According to someone in YouTube who said to have tested an early version of the game, Dusk is made in Unity.
The sad truth is, most people who makes "retro style" games don't truly care about retro technology. They act (I'm judging their actions, not their words) as if "retro style" was a purely deliberate artistic expression, but it isn't.
I was googling for opinions about such stuff lately, and I agree with
these:
"good" low poly, it's the kind that hides it's polygons well and doesn't look low poly unless you look really hard.
Dusk doesn't even try to fit this criteria.
It's funny because new techniques could greatly enhance stuff like this game, that mouth I assume is a flat texture made to be viewed from the camera's angle but with current tech we could fake a low poly flat textured mouth and make it appear to have depth making it look consistent from any angle. we could even make it so that the edges of a model appear to be unailiased but match the texture resolution making characters appear to be 3d pixel art in a sense.
You will never see indies do anything like this.
Pseudo-polygon and pseudo-voxel textures, through something like relief mapping. This could be really cool to see, indeed. And requires thinking outside of the box, which people can't do when they define the "box" as an end in itself and not as a starting point.
Retro hardware was just a platform, a starting point, its constraints didn't dictate style choices despite of limiting the variety of tools that could be used. The styles developed back then were almost always the results of artists exploring the technical possibilities; they were results of exploration, not of mere deliberation. And this exploration, this act of discovering new possibilities, is what made them charming.
There will be a shift soon in the indie community to make low poly games.
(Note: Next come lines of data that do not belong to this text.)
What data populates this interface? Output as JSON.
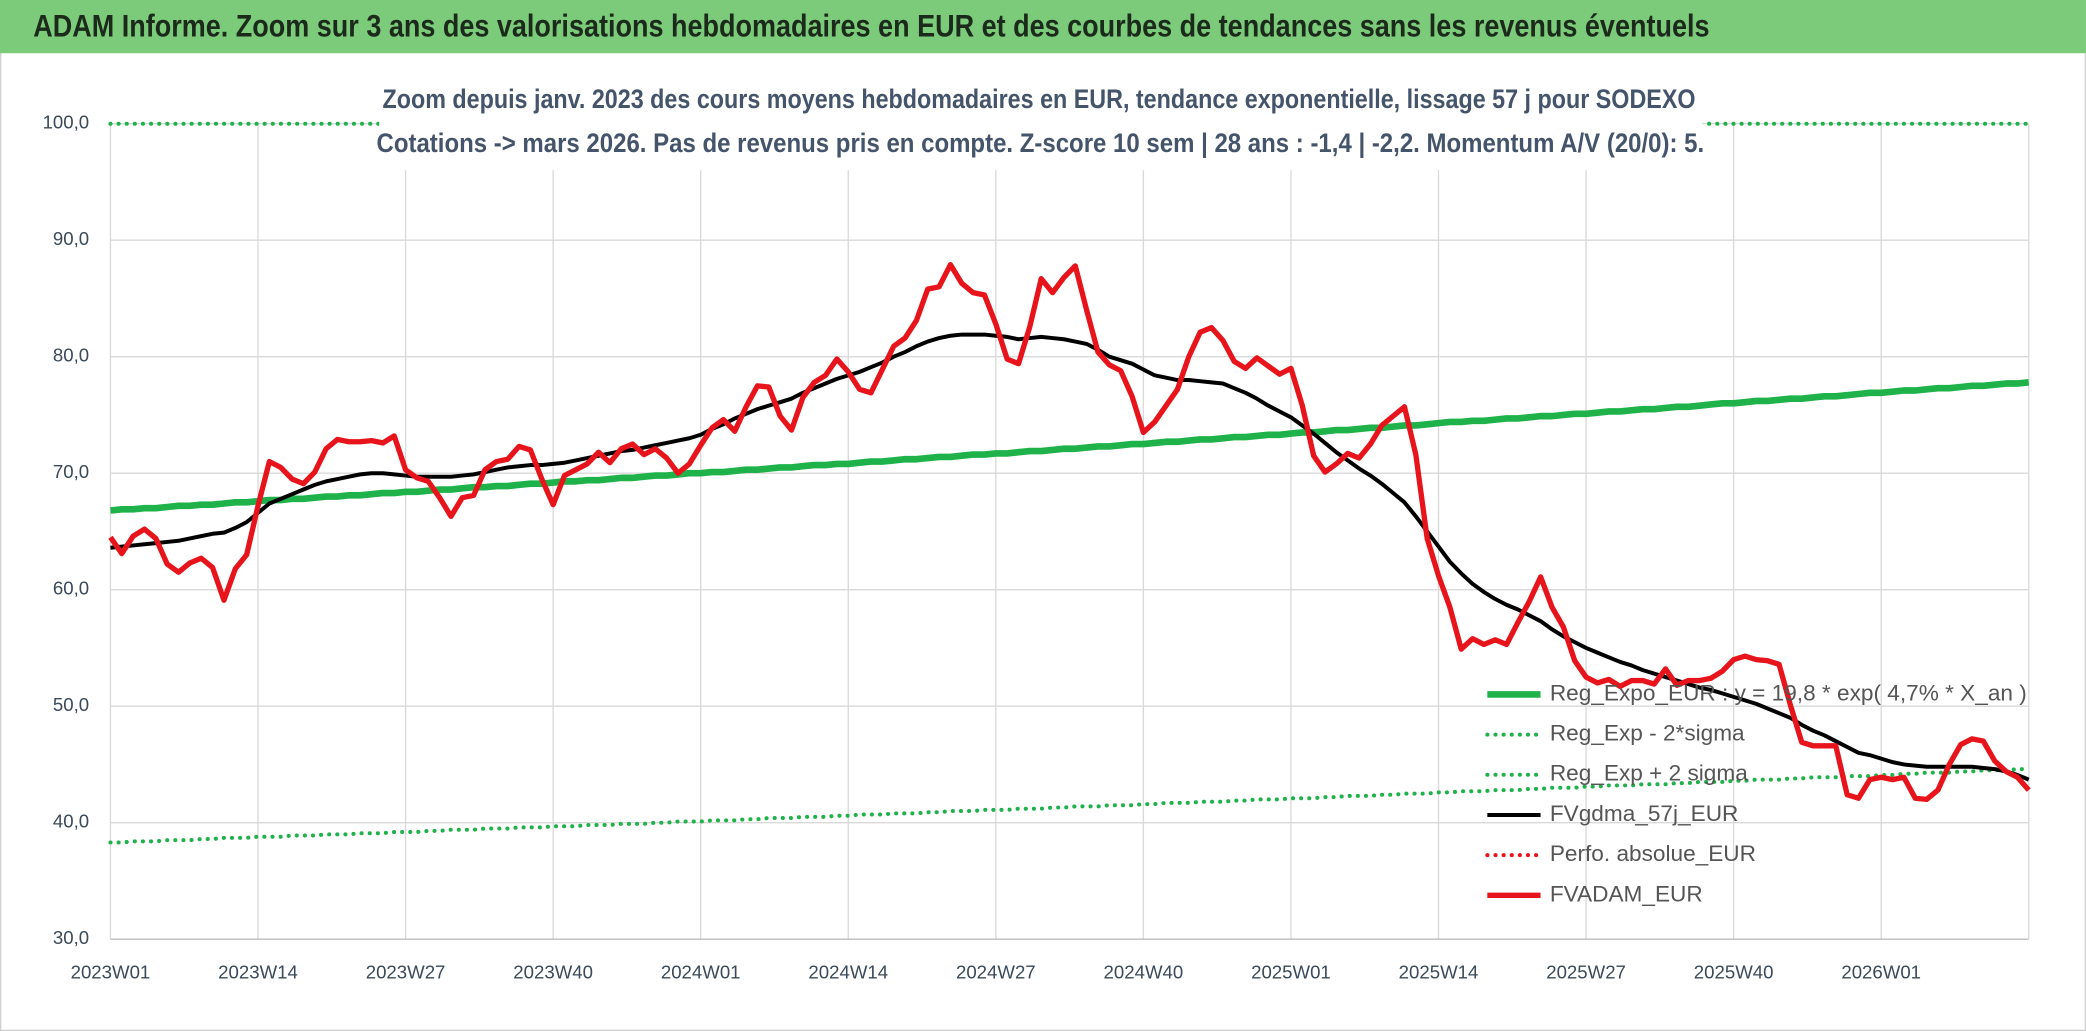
{
  "chart_data": {
    "type": "line",
    "header": "ADAM Informe. Zoom sur 3 ans des valorisations hebdomadaires en EUR et des courbes de tendances sans les revenus éventuels",
    "title": "Zoom depuis janv. 2023 des cours moyens hebdomadaires en EUR, tendance exponentielle, lissage 57 j pour SODEXO",
    "subtitle": "Cotations -> mars 2026. Pas de revenus pris en compte. Z-score 10 sem | 28 ans : -1,4 | -2,2. Momentum A/V (20/0): 5.",
    "grid": true,
    "legend": "lower right",
    "ylim": [
      30,
      100
    ],
    "yticks": [
      {
        "value": 30,
        "label": "30,0"
      },
      {
        "value": 40,
        "label": "40,0"
      },
      {
        "value": 50,
        "label": "50,0"
      },
      {
        "value": 60,
        "label": "60,0"
      },
      {
        "value": 70,
        "label": "70,0"
      },
      {
        "value": 80,
        "label": "80,0"
      },
      {
        "value": 90,
        "label": "90,0"
      },
      {
        "value": 100,
        "label": "100,0"
      }
    ],
    "categories": [
      "2023W01",
      null,
      null,
      null,
      null,
      null,
      null,
      null,
      null,
      null,
      null,
      null,
      null,
      "2023W14",
      null,
      null,
      null,
      null,
      null,
      null,
      null,
      null,
      null,
      null,
      null,
      null,
      "2023W27",
      null,
      null,
      null,
      null,
      null,
      null,
      null,
      null,
      null,
      null,
      null,
      null,
      "2023W40",
      null,
      null,
      null,
      null,
      null,
      null,
      null,
      null,
      null,
      null,
      null,
      null,
      "2024W01",
      null,
      null,
      null,
      null,
      null,
      null,
      null,
      null,
      null,
      null,
      null,
      null,
      "2024W14",
      null,
      null,
      null,
      null,
      null,
      null,
      null,
      null,
      null,
      null,
      null,
      null,
      "2024W27",
      null,
      null,
      null,
      null,
      null,
      null,
      null,
      null,
      null,
      null,
      null,
      null,
      "2024W40",
      null,
      null,
      null,
      null,
      null,
      null,
      null,
      null,
      null,
      null,
      null,
      null,
      "2025W01",
      null,
      null,
      null,
      null,
      null,
      null,
      null,
      null,
      null,
      null,
      null,
      null,
      "2025W14",
      null,
      null,
      null,
      null,
      null,
      null,
      null,
      null,
      null,
      null,
      null,
      null,
      "2025W27",
      null,
      null,
      null,
      null,
      null,
      null,
      null,
      null,
      null,
      null,
      null,
      null,
      "2025W40",
      null,
      null,
      null,
      null,
      null,
      null,
      null,
      null,
      null,
      null,
      null,
      null,
      "2026W01",
      null,
      null,
      null,
      null,
      null,
      null,
      null,
      null,
      null,
      null,
      null,
      null,
      null
    ],
    "series": [
      {
        "name": "Reg_Expo_EUR : y = 19,8 * exp( 4,7% *  X_an )",
        "color": "#1fb24a",
        "style": "solid",
        "width": 5,
        "values": [
          66.8,
          66.9,
          66.9,
          67.0,
          67.0,
          67.1,
          67.2,
          67.2,
          67.3,
          67.3,
          67.4,
          67.5,
          67.5,
          67.6,
          67.7,
          67.7,
          67.8,
          67.8,
          67.9,
          68.0,
          68.0,
          68.1,
          68.1,
          68.2,
          68.3,
          68.3,
          68.4,
          68.4,
          68.5,
          68.6,
          68.6,
          68.7,
          68.8,
          68.8,
          68.9,
          68.9,
          69.0,
          69.1,
          69.1,
          69.2,
          69.3,
          69.3,
          69.4,
          69.4,
          69.5,
          69.6,
          69.6,
          69.7,
          69.8,
          69.8,
          69.9,
          70.0,
          70.0,
          70.1,
          70.1,
          70.2,
          70.3,
          70.3,
          70.4,
          70.5,
          70.5,
          70.6,
          70.7,
          70.7,
          70.8,
          70.8,
          70.9,
          71.0,
          71.0,
          71.1,
          71.2,
          71.2,
          71.3,
          71.4,
          71.4,
          71.5,
          71.6,
          71.6,
          71.7,
          71.7,
          71.8,
          71.9,
          71.9,
          72.0,
          72.1,
          72.1,
          72.2,
          72.3,
          72.3,
          72.4,
          72.5,
          72.5,
          72.6,
          72.7,
          72.7,
          72.8,
          72.9,
          72.9,
          73.0,
          73.1,
          73.1,
          73.2,
          73.3,
          73.3,
          73.4,
          73.5,
          73.5,
          73.6,
          73.7,
          73.7,
          73.8,
          73.9,
          73.9,
          74.0,
          74.1,
          74.1,
          74.2,
          74.3,
          74.4,
          74.4,
          74.5,
          74.5,
          74.6,
          74.7,
          74.7,
          74.8,
          74.9,
          74.9,
          75.0,
          75.1,
          75.1,
          75.2,
          75.3,
          75.3,
          75.4,
          75.5,
          75.5,
          75.6,
          75.7,
          75.7,
          75.8,
          75.9,
          76.0,
          76.0,
          76.1,
          76.2,
          76.2,
          76.3,
          76.4,
          76.4,
          76.5,
          76.6,
          76.6,
          76.7,
          76.8,
          76.9,
          76.9,
          77.0,
          77.1,
          77.1,
          77.2,
          77.3,
          77.3,
          77.4,
          77.5,
          77.5,
          77.6,
          77.7,
          77.7,
          77.8
        ]
      },
      {
        "name": "Reg_Exp - 2*sigma",
        "color": "#1fb24a",
        "style": "dotted",
        "width": 3,
        "values": [
          38.3,
          38.3,
          38.4,
          38.4,
          38.4,
          38.5,
          38.5,
          38.5,
          38.6,
          38.6,
          38.7,
          38.7,
          38.7,
          38.8,
          38.8,
          38.8,
          38.9,
          38.9,
          38.9,
          39.0,
          39.0,
          39.0,
          39.1,
          39.1,
          39.1,
          39.2,
          39.2,
          39.2,
          39.3,
          39.3,
          39.4,
          39.4,
          39.4,
          39.5,
          39.5,
          39.5,
          39.6,
          39.6,
          39.6,
          39.7,
          39.7,
          39.7,
          39.8,
          39.8,
          39.8,
          39.9,
          39.9,
          39.9,
          40.0,
          40.0,
          40.1,
          40.1,
          40.1,
          40.2,
          40.2,
          40.2,
          40.3,
          40.3,
          40.4,
          40.4,
          40.4,
          40.5,
          40.5,
          40.5,
          40.6,
          40.6,
          40.7,
          40.7,
          40.7,
          40.8,
          40.8,
          40.8,
          40.9,
          40.9,
          41.0,
          41.0,
          41.0,
          41.1,
          41.1,
          41.1,
          41.2,
          41.2,
          41.2,
          41.3,
          41.3,
          41.4,
          41.4,
          41.4,
          41.5,
          41.5,
          41.5,
          41.6,
          41.6,
          41.7,
          41.7,
          41.7,
          41.8,
          41.8,
          41.8,
          41.9,
          41.9,
          42.0,
          42.0,
          42.0,
          42.1,
          42.1,
          42.1,
          42.2,
          42.2,
          42.3,
          42.3,
          42.3,
          42.4,
          42.4,
          42.5,
          42.5,
          42.5,
          42.6,
          42.6,
          42.7,
          42.7,
          42.7,
          42.8,
          42.8,
          42.8,
          42.9,
          42.9,
          43.0,
          43.0,
          43.0,
          43.1,
          43.1,
          43.2,
          43.2,
          43.2,
          43.3,
          43.3,
          43.3,
          43.4,
          43.4,
          43.5,
          43.5,
          43.5,
          43.6,
          43.6,
          43.7,
          43.7,
          43.7,
          43.8,
          43.8,
          43.9,
          43.9,
          43.9,
          44.0,
          44.0,
          44.0,
          44.1,
          44.1,
          44.2,
          44.2,
          44.3,
          44.3,
          44.3,
          44.4,
          44.4,
          44.5,
          44.5,
          44.5,
          44.6,
          44.6
        ]
      },
      {
        "name": "Reg_Exp + 2 sigma",
        "color": "#1fb24a",
        "style": "dotted",
        "width": 3,
        "values": [
          100,
          100,
          100,
          100,
          100,
          100,
          100,
          100,
          100,
          100,
          100,
          100,
          100,
          100,
          100,
          100,
          100,
          100,
          100,
          100,
          100,
          100,
          100,
          100,
          100,
          100,
          100,
          100,
          100,
          100,
          100,
          100,
          100,
          100,
          100,
          100,
          100,
          100,
          100,
          100,
          100,
          100,
          100,
          100,
          100,
          100,
          100,
          100,
          100,
          100,
          100,
          100,
          100,
          100,
          100,
          100,
          100,
          100,
          100,
          100,
          100,
          100,
          100,
          100,
          100,
          100,
          100,
          100,
          100,
          100,
          100,
          100,
          100,
          100,
          100,
          100,
          100,
          100,
          100,
          100,
          100,
          100,
          100,
          100,
          100,
          100,
          100,
          100,
          100,
          100,
          100,
          100,
          100,
          100,
          100,
          100,
          100,
          100,
          100,
          100,
          100,
          100,
          100,
          100,
          100,
          100,
          100,
          100,
          100,
          100,
          100,
          100,
          100,
          100,
          100,
          100,
          100,
          100,
          100,
          100,
          100,
          100,
          100,
          100,
          100,
          100,
          100,
          100,
          100,
          100,
          100,
          100,
          100,
          100,
          100,
          100,
          100,
          100,
          100,
          100,
          100,
          100,
          100,
          100,
          100,
          100,
          100,
          100,
          100,
          100,
          100,
          100,
          100,
          100,
          100,
          100,
          100,
          100,
          100,
          100,
          100,
          100,
          100,
          100,
          100,
          100,
          100,
          100,
          100,
          100
        ]
      },
      {
        "name": "FVgdma_57j_EUR",
        "color": "#000000",
        "style": "solid",
        "width": 3,
        "values": [
          63.6,
          63.7,
          63.8,
          63.9,
          64.0,
          64.1,
          64.2,
          64.4,
          64.6,
          64.8,
          64.9,
          65.3,
          65.8,
          66.6,
          67.4,
          67.8,
          68.2,
          68.6,
          69.0,
          69.3,
          69.5,
          69.7,
          69.9,
          70.0,
          70.0,
          69.9,
          69.8,
          69.7,
          69.7,
          69.7,
          69.7,
          69.8,
          69.9,
          70.1,
          70.3,
          70.5,
          70.6,
          70.7,
          70.7,
          70.8,
          70.9,
          71.1,
          71.3,
          71.5,
          71.7,
          71.9,
          72.0,
          72.2,
          72.4,
          72.6,
          72.8,
          73.0,
          73.3,
          73.8,
          74.2,
          74.7,
          75.1,
          75.5,
          75.8,
          76.1,
          76.4,
          76.9,
          77.3,
          77.7,
          78.1,
          78.4,
          78.7,
          79.1,
          79.5,
          80.0,
          80.4,
          80.9,
          81.3,
          81.6,
          81.8,
          81.9,
          81.9,
          81.9,
          81.8,
          81.7,
          81.5,
          81.6,
          81.7,
          81.6,
          81.5,
          81.3,
          81.1,
          80.6,
          80.0,
          79.7,
          79.4,
          78.9,
          78.4,
          78.2,
          78.0,
          78.0,
          77.9,
          77.8,
          77.7,
          77.3,
          76.9,
          76.4,
          75.8,
          75.3,
          74.8,
          74.1,
          73.4,
          72.6,
          71.8,
          71.1,
          70.4,
          69.8,
          69.1,
          68.3,
          67.5,
          66.3,
          65.0,
          63.7,
          62.4,
          61.4,
          60.5,
          59.8,
          59.2,
          58.7,
          58.3,
          57.8,
          57.3,
          56.6,
          56.0,
          55.5,
          55.0,
          54.6,
          54.2,
          53.8,
          53.5,
          53.1,
          52.8,
          52.5,
          52.2,
          51.9,
          51.6,
          51.4,
          51.1,
          50.8,
          50.5,
          50.2,
          49.8,
          49.4,
          49.0,
          48.4,
          47.9,
          47.5,
          47.0,
          46.5,
          46.0,
          45.8,
          45.5,
          45.2,
          45.0,
          44.9,
          44.8,
          44.8,
          44.8,
          44.8,
          44.8,
          44.7,
          44.6,
          44.4,
          44.1,
          43.7
        ]
      },
      {
        "name": "Perfo. absolue_EUR",
        "color": "#e8141b",
        "style": "dotted",
        "width": 3
      },
      {
        "name": "FVADAM_EUR",
        "color": "#e8141b",
        "style": "solid",
        "width": 4,
        "values": [
          64.5,
          63.1,
          64.6,
          65.2,
          64.4,
          62.2,
          61.5,
          62.3,
          62.7,
          61.9,
          59.1,
          61.8,
          63.0,
          67.2,
          71.0,
          70.5,
          69.5,
          69.1,
          70.1,
          72.1,
          72.9,
          72.7,
          72.7,
          72.8,
          72.6,
          73.2,
          70.3,
          69.6,
          69.3,
          67.9,
          66.3,
          67.9,
          68.1,
          70.3,
          71.0,
          71.2,
          72.3,
          72.0,
          69.5,
          67.3,
          69.8,
          70.3,
          70.8,
          71.8,
          70.9,
          72.1,
          72.5,
          71.6,
          72.1,
          71.3,
          70.0,
          70.8,
          72.4,
          73.9,
          74.6,
          73.6,
          75.7,
          77.5,
          77.4,
          74.9,
          73.7,
          76.5,
          77.8,
          78.4,
          79.8,
          78.7,
          77.2,
          76.9,
          78.9,
          80.9,
          81.6,
          83.1,
          85.8,
          86.0,
          87.9,
          86.3,
          85.5,
          85.3,
          82.8,
          79.8,
          79.4,
          82.6,
          86.7,
          85.5,
          86.8,
          87.8,
          84.0,
          80.4,
          79.3,
          78.8,
          76.6,
          73.5,
          74.4,
          75.8,
          77.2,
          80.0,
          82.1,
          82.5,
          81.4,
          79.6,
          79.0,
          79.9,
          79.2,
          78.5,
          79.0,
          75.8,
          71.5,
          70.1,
          70.8,
          71.7,
          71.3,
          72.5,
          74.1,
          74.9,
          75.7,
          71.6,
          64.4,
          61.2,
          58.5,
          54.9,
          55.8,
          55.3,
          55.7,
          55.3,
          57.2,
          59.0,
          61.1,
          58.5,
          56.8,
          53.9,
          52.5,
          52.0,
          52.3,
          51.7,
          52.2,
          52.2,
          51.9,
          53.2,
          51.8,
          52.2,
          52.2,
          52.4,
          53.0,
          54.0,
          54.3,
          54.0,
          53.9,
          53.6,
          50.1,
          46.9,
          46.6,
          46.6,
          46.6,
          42.4,
          42.1,
          43.7,
          43.9,
          43.7,
          43.9,
          42.1,
          42.0,
          42.8,
          45.0,
          46.7,
          47.2,
          47.0,
          45.3,
          44.4,
          43.9,
          42.8
        ]
      }
    ]
  }
}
But careful what you wish for.
A long time ago, making an indie 2D title was absolutely fine, but then more and more devs started to do it, a lot of devs just started to do it out of lazyness, not respecting the graphical style or having a set artstyle in mind when approaching 2D pixel art, resulting in both the 2D pixel art indie level to fall to miserable depths in terms of quality, and at the same time a massive kneejerk reaction against all 2D indie games by [...] in part the general public itself.
As more and more indie devs gravitate towards low poly in the future, you will see the same exact progression:
-A couple of main titles that become the posterchild for low poly modern indie games.
-Tons of titles will try to copy that.
-Many indie devs will start making low poly games out of lazyness.
-The market will be flooded with low poly indie games.
[...]
-The average person will start to associate indie games with low poly and start to dislike them in general.
-The next visual approach will become big and the cycle will start over again.
Screencap this, you'll have plenty of threads to post it in the coming years.
Sadly, I also see this coming. This is why I'm not too enthusiastic about my own retro game development. The public is already getting burned by "retro style" games that ends up being more like a parody than a homage. There's no way to be successful offering something of which the audience have already got a bad taste in their mouths.
I've got a lot more respect for low-fi indie games that don't try to compare themselves to something else. Games like
Pid, which despite being not excellent in visuals or technology, managed to think outside of the box and push its possibilities in an amazing way that truly fascinated me. Or games like
Sonic Robo Blast 2, which paid homage to the Sonic franchise by exploring new possibilities, rather than just remixing what had already been done.